Tips for Malpractice Risk Reduction: Dr. Feldman’s 3 Ps
More than half of the claims studied were determined to have been preventable, and common themes emerged.
- Prevent adverse events:
- Follow blood transfusion guidelines. Many of the patients in these claims did not receive adequate blood products, and blood product transfusion was the top severe maternal morbidity indicator among the studied claims.
- Remain vigilant for obstetric hemorrhage. Obstetric hemorrhage was found to be a common indicator of severe maternal morbidity. Uterine atony accounts for 70 to 80 percent of obstetric hemorrhages, and if uterine atony is identified early, it can be treated with medication (oxytocin) or fundal massage.
- Elevate awareness of risks related to socioeconomic distinctions. Patient harms were unevenly distributed. Limits on information available regarding the patients in closed malpractice claims, together with the smaller scale of this data set, preclude any definitive stratification of patients’ risks. Nevertheless, higher-severity injuries tended to cluster among patients of color and patients with public health insurance or no health insurance.
- Adopt a standardized communication system. Delay in treating hemorrhage was often accompanied by poor communication among members of the care team, who missed opportunities to use communication tools like Situation-Background-Assessment-Recommendation. The adoption of a standardized communication system is an opportunity to prevent adverse events.
- Preclude malpractice claims:
- Communicate with patients about potential complications. Identify opportunities to discuss possible complications, especially in high-risk patients, prior to delivery. Document such discussions.
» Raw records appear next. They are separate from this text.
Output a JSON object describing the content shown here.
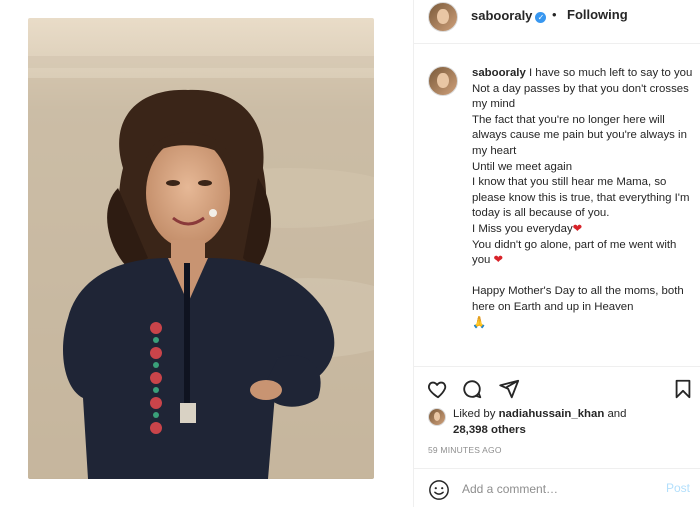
{
  "post": {
    "username": "sabooraly",
    "verified_mark": "✓",
    "separator": "•",
    "follow_status": "Following",
    "caption_username": "sabooraly",
    "caption_text": " I have so much left to say to you\nNot a day passes by that you don't crosses my mind\nThe fact that you're no longer here will always cause me pain but you're always in my heart\nUntil we meet again\nI know that you still hear me Mama, so please know this is true, that everything I'm today is all because of you.\nI Miss you everyday",
    "caption_heart_1": "❤",
    "caption_text_2": "\nYou didn't go alone, part of me went with you ",
    "caption_heart_2": "❤",
    "caption_text_3": "\n\nHappy Mother's Day to all the moms, both here on Earth and up in Heaven\n",
    "caption_emoji_end": "🙏",
    "likes_prefix": "Liked by ",
    "likes_user": "nadiahussain_khan",
    "likes_mid": " and",
    "likes_count": "28,398 others",
    "timestamp": "59 minutes ago"
  },
  "actions": {
    "like": "heart-icon",
    "comment": "comment-icon",
    "share": "share-icon",
    "save": "bookmark-icon"
  },
  "comment_box": {
    "placeholder": "Add a comment…",
    "post_label": "Post",
    "emoji_icon": "smiley-icon"
  },
  "colors": {
    "link_blue": "#3897f0",
    "post_button_disabled": "#b2dffc",
    "heart_red": "#d8232a",
    "muted_text": "#8e8e8e"
  }
}
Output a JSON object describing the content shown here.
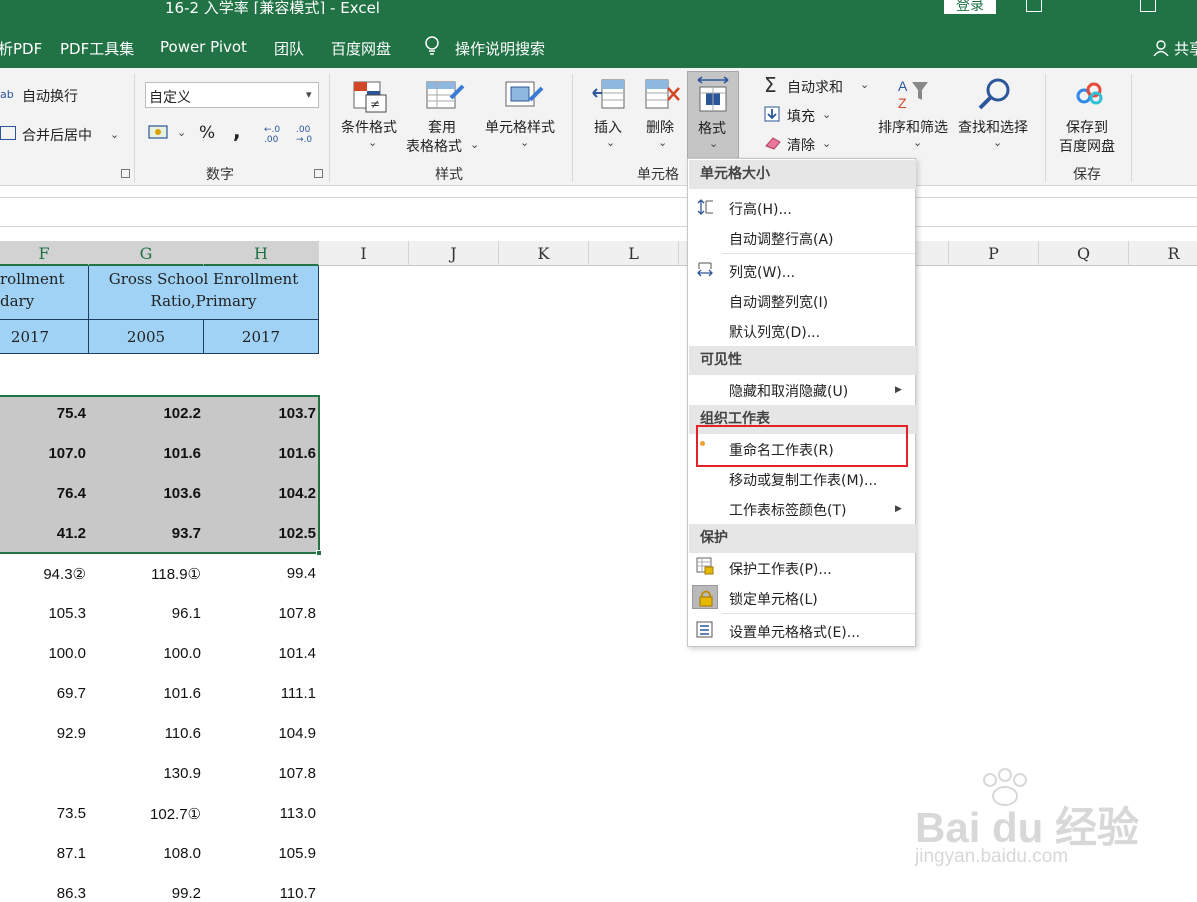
{
  "window": {
    "title": "16-2 入学率  [兼容模式]  -  Excel",
    "login_label": "登录"
  },
  "menu": {
    "items": [
      "析PDF",
      "PDF工具集",
      "Power Pivot",
      "团队",
      "百度网盘"
    ],
    "tell_me": "操作说明搜索",
    "share": "共享"
  },
  "ribbon": {
    "alignment": {
      "wrap_text": "自动换行",
      "merge_center": "合并后居中"
    },
    "number": {
      "format_value": "自定义",
      "percent": "%",
      "comma": ",",
      "inc_decimal": "←.0 .00",
      "dec_decimal": ".00 →.0",
      "group_label": "数字"
    },
    "styles": {
      "conditional_format": "条件格式",
      "format_table_line1": "套用",
      "format_table_line2": "表格格式",
      "cell_styles": "单元格样式",
      "group_label": "样式"
    },
    "cells": {
      "insert": "插入",
      "delete": "删除",
      "format": "格式",
      "group_label": "单元格"
    },
    "editing": {
      "autosum": "自动求和",
      "fill": "填充",
      "clear": "清除",
      "sort_filter": "排序和筛选",
      "find_select": "查找和选择"
    },
    "save": {
      "save_line1": "保存到",
      "save_line2": "百度网盘",
      "group_label": "保存"
    }
  },
  "columns": [
    "F",
    "G",
    "H",
    "I",
    "J",
    "K",
    "L",
    "P",
    "Q",
    "R"
  ],
  "table": {
    "header_f_line1": "rollment",
    "header_f_line2": "dary",
    "header_gh_line1": "Gross School Enrollment",
    "header_gh_line2": "Ratio,Primary",
    "years": [
      "2017",
      "2005",
      "2017"
    ]
  },
  "rows": [
    {
      "f": "75.4",
      "g": "102.2",
      "h": "103.7"
    },
    {
      "f": "107.0",
      "g": "101.6",
      "h": "101.6"
    },
    {
      "f": "76.4",
      "g": "103.6",
      "h": "104.2"
    },
    {
      "f": "41.2",
      "g": "93.7",
      "h": "102.5"
    },
    {
      "f": "94.3②",
      "g": "118.9①",
      "h": "99.4"
    },
    {
      "f": "105.3",
      "g": "96.1",
      "h": "107.8"
    },
    {
      "f": "100.0",
      "g": "100.0",
      "h": "101.4"
    },
    {
      "f": "69.7",
      "g": "101.6",
      "h": "111.1"
    },
    {
      "f": "92.9",
      "g": "110.6",
      "h": "104.9"
    },
    {
      "f": "",
      "g": "130.9",
      "h": "107.8"
    },
    {
      "f": "73.5",
      "g": "102.7①",
      "h": "113.0"
    },
    {
      "f": "87.1",
      "g": "108.0",
      "h": "105.9"
    },
    {
      "f": "86.3",
      "g": "99.2",
      "h": "110.7"
    }
  ],
  "context_menu": {
    "sec_size": "单元格大小",
    "row_height": "行高(H)...",
    "autofit_row": "自动调整行高(A)",
    "col_width": "列宽(W)...",
    "autofit_col": "自动调整列宽(I)",
    "default_width": "默认列宽(D)...",
    "sec_visibility": "可见性",
    "hide_unhide": "隐藏和取消隐藏(U)",
    "sec_organize": "组织工作表",
    "rename": "重命名工作表(R)",
    "move_copy": "移动或复制工作表(M)...",
    "tab_color": "工作表标签颜色(T)",
    "sec_protect": "保护",
    "protect_sheet": "保护工作表(P)...",
    "lock_cell": "锁定单元格(L)",
    "format_cells": "设置单元格格式(E)..."
  },
  "watermark": {
    "brand": "Bai du 经验",
    "url": "jingyan.baidu.com"
  },
  "colors": {
    "excel_green": "#217346",
    "header_blue": "#9fd2f5",
    "highlight_red": "#e52228"
  }
}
Advanced communication may obviate a lawsuit should the complication occur.
- Prevail in lawsuits:
- Capitalize on clear communication in documentation. A communication system can aid in the creation of clear, consistent documentation, because a standardized communication system facilitates the creation of a shared mental model and shared understanding of events among team members. This is easier said than done in the dynamic environment of a labor-and-delivery floor. Still, clear and consistent documentation may prove expeditious if the quality of care is later questioned.
- Document the adoption of care bundles. One evidence-based method to improve the process of care and patient outcomes is the use of national patient safety bundles, which are structured and specific to clinical conditions, such as obstetric hemorrhage or severe hypertension in pregnancy. Moreover, the adoption of care bundles signals rigorous adherence to the standard of care, even if a patient should experience a complication or an unfortunate outcome. This could be a critical element in the defense of a lawsuit.
This discussion of postpartum claims is based on “Postpartum Malpractice Claims: Understanding Preventable Harms and Socioeconomic Factors,” published by The Doctors Company.
The guidelines suggested here are not rules, do not constitute legal advice, and do not ensure a successful outcome. The ultimate decision regarding the appropriateness of any treatment must be made by each healthcare provider, in consideration of the circumstances of the individual situation and in accordance with the laws of the jurisdiction in which the care is rendered.